Conflict of interest
Richard Nixon is a paid employee of Novartis Pharma AG. Niklas Bergvall is a paid employee of Novartis Pharma AG. Davorka Tomic is a paid employee of Novartis Pharma AG. Nikolaos Sfikas is a paid employee of Novartis Pharma AG. Gary Cutter has received personal compensation for participation in Data and Safety Monitoring Committees for Sanofi-Aventis, Cleveland Clinic, Daiichi Sankyo, GlaxoSmithKline Pharmaceuticals, Genmab, Eli Lilly, Medivation, Modigenetech, Ono Pharmaceutical, PTC Therapeutics, Teva Pharmaceuticals, Vivus, University of Pennsylvania, National Heart, Lung, and Blood Institute, National Institute of Neurological Disorders and Stroke, and National Multiple Sclerosis Society.
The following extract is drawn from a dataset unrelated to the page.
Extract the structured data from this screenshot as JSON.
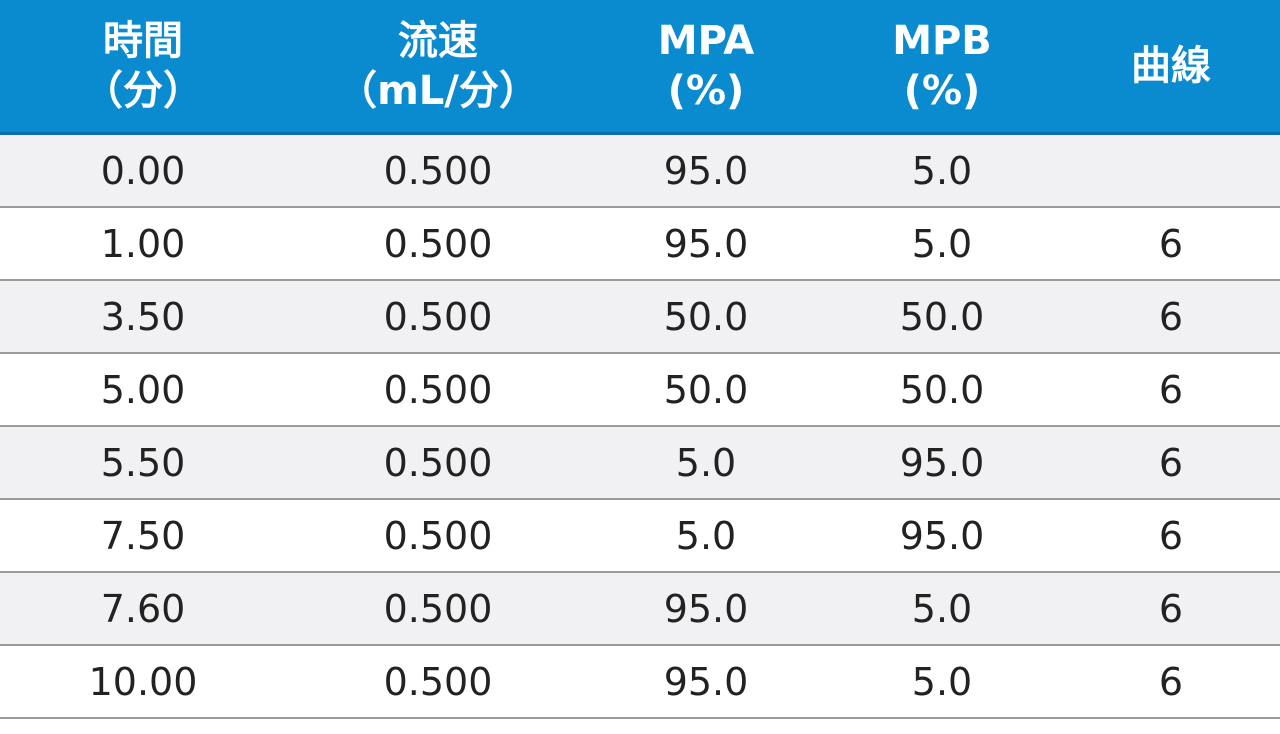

He has also received consulting and speaking fees, and served on advisory boards for Alexion Pharmaceuticals, Bayhill Therapeutics, Bayer Pharmaceuticals, Celgene, Novartis, Consortium of Multiple Sclerosis Centers (grant), Genzyme, Klein Buendel Inc., Nuron Biotech, Peptimmune, Somnus Therapeutics, Sandoz, Teva Pharmaceuticals, University of Texas Southwestern, and Visioneering Technologies Inc. He is President of Pythagoras Inc. and has received Consortium of Multiple Sclerosis Centers task orders that involve research for various pharmaceutical organizations. Gavin Giovannoni has received honoraria from Bayer HealthCare, Biogen Idec, Canbex, Genzyme, GlaxoSmithKline, Merck Serono, Novartis, Protein Discovery Laboratories, Roche, Synthon, Teva Neuroscience, and UCB; research support from Biogen Idec, Ironwood, Merck Serono, Merz, and Novartis; and compensation from Elsevier as co-chief editor of MS and Related Disorders.